Common sense is not always that common in our health care system. We have the best doctors in the world and the best medical technology in the world. Why don’t we have the best health care system in the world? Why is health insurance so expensive? What can employers do about it?
Employers can immediately reduce the cost of health insurance by 20% by simply shifting their focus to proven strategies.
- Stop focusing exclusively on large “PPO” provider networks and pay attention to networks with high performing primary care physicians.
- Stop focusing on hospital discounts off billed charges and start demanding payments based on a reasonable percentage of Medicare.
- Stop focusing on historical cost reports and require your insurance carrier or third party administrator (TPA) to deliver predictive and actionable population health analytics.
Chronic care conditions account for two-thirds of the total health care costs. Employers who want to manage these costs need to drive engagement between employees and their primary care clinicians.
People trust their physician/clinician, not the insurance carrier. Relying on the insurance carrier to manage population health is a 30-year-old strategy with mediocre results. Whereas, patient engagement rates are shown to be much higher when employees are driven towards primary care physicians that are “PCHM Recognized” by NCQA. Additionally, when physicians are given authority to manage care, patients benefit from easier access to care because these PCPs have extended office hours and provide same day access to care, and better quality care because they follow evidence-based clinical guidelines.
Hospital unit cost also has a substantial impact on overall health insurance rates. Hospitals mark up prices by more than 450%. In other words, hospitals will charge private payers $4,500 for the same service that Medicare is charged $1,000.
Even with a 50% negotiated discount, employers can still end up paying more than twice that of what Medicare analysis determines to be the actual cost. This is substantially higher than necessary given a MedPac report that shows efficiently run hospitals generate a net operating margin from the Medicare reimbursement rate. In other words, there is no justification for hospitals to charge substantially higher rates to employers in order to offset the low payment from Medicare.
The industry standard for employer client reports and analytics has also not changed during the past 30 years. Analyzing historical medical cost based on type and place of service does not provide actionable recommendations, and simply leads to cost shifting through higher monthly premiums and higher deductibles.
How do you know physicians are delivering on their commitment to manage patients with chronic care conditions unless you are receiving population health management reports from your insurance carrier/TPA? Basic questions such as “what % of my employees/family members with diabetes have a blood sugar level (HbA1c) below 7%” are key to holding the physicians accountable. Moving from a “place of service” report to an integrated “wellness and population health” analytics focus is the key to determining meaningful actions necessary to manage the per capita cost.
Questions to ask your medical benefits consultant:
- What % of the network PCPs is NCQH-PCMH Recognized? A high-performance network will have at least half the PCPs in this category with the majority of the remaining PCPs pursuing this designation.
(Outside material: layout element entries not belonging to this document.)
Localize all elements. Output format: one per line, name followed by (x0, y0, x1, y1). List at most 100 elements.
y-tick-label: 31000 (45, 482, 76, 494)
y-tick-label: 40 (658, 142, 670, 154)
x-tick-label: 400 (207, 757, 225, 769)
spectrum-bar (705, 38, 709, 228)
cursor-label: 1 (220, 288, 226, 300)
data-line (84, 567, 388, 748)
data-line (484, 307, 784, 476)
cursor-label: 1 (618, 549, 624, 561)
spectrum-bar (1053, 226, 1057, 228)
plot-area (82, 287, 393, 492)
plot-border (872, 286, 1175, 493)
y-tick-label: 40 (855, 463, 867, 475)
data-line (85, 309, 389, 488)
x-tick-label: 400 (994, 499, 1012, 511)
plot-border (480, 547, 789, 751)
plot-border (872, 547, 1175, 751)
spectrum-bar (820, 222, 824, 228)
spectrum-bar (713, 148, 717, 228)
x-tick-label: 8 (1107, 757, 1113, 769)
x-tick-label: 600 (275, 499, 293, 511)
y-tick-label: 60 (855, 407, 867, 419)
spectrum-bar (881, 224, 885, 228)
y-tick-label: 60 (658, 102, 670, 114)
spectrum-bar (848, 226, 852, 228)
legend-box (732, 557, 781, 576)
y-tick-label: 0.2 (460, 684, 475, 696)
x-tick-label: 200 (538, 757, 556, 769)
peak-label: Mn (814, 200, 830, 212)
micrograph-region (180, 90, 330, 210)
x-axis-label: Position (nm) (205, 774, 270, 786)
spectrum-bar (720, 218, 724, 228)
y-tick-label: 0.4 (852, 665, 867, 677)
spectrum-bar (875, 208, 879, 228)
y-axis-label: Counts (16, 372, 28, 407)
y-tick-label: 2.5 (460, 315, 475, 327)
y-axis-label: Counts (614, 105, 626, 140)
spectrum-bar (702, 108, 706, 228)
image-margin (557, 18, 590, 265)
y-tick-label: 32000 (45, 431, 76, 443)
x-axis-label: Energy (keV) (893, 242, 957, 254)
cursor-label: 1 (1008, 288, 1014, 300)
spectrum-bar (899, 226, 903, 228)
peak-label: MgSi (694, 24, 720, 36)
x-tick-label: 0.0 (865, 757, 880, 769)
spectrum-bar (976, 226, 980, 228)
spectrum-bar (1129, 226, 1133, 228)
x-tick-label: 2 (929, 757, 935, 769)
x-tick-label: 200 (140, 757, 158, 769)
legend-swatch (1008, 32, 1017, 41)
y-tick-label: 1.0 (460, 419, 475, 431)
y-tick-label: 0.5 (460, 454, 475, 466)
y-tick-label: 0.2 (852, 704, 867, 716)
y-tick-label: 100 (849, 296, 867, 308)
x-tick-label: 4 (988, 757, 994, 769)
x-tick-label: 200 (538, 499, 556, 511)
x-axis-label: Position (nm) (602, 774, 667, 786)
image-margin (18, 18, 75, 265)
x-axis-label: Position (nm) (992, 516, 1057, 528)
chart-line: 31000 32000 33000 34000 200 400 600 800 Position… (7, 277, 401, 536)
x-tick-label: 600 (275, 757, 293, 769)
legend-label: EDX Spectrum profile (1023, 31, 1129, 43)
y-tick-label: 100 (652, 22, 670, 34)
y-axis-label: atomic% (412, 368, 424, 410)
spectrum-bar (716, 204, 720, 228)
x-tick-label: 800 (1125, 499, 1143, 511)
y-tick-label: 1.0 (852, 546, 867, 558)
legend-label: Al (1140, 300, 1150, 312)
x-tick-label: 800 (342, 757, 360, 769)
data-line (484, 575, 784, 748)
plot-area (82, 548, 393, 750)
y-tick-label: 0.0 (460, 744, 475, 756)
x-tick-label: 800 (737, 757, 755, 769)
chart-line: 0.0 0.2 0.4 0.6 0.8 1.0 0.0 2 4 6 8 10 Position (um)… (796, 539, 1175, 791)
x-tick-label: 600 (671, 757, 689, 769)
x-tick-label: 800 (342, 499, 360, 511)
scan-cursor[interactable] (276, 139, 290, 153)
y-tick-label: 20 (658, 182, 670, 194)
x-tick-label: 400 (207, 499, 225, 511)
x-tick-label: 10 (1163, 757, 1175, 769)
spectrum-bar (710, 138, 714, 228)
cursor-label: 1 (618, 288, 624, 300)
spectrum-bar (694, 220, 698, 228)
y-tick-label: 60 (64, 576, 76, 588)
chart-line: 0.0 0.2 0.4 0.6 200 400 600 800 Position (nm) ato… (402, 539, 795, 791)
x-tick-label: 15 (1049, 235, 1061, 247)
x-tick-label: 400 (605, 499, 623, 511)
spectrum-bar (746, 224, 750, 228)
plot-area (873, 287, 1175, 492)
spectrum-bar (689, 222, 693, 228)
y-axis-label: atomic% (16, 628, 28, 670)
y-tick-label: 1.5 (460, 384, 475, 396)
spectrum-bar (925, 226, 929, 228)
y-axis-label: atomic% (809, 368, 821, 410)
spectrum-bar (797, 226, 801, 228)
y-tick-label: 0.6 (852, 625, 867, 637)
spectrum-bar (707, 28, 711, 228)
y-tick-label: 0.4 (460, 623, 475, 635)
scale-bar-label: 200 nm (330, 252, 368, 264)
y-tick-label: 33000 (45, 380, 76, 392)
- What % of the network PCPs are reimbursed based on keeping people healthy? A high-performance network will have a specific value-based reimbursement model in place for PCPs.
- What’s the hospital reimbursement as a % of Medicare? A high-performance network will have hospitals contracted at 150% of Medicare or less.
- What population health reporting is provided by the carrier/TPA? A high-performance carrier/TPA can provide biometric results and risk scores by member, chronic care registries, and specific outcomes result by chronic care patient and attributed PCP/clinician.
Why spend 20% more for health insurance by continuing with the current 30-year-old status-quo approach?
Now is the time for employers to be bold and make a difference. Now is the time for employers to “own” this on behalf of their employees and stop making passive status quo decisions.
If not now, when?
After graduating with a BSBA in Statistics, Tom went on to become the Director of Actuarial and Underwriting for a local non-profit Blues Plan. He subsequently held executive leadership positions at United Health, Cigna and Aetna. Tom consults with Accountable Care Organizations in his current role as Senior Vice President with Continental Benefits and remains focused on the health care triple aim of better population health, better patient experience, and a better per capita cost.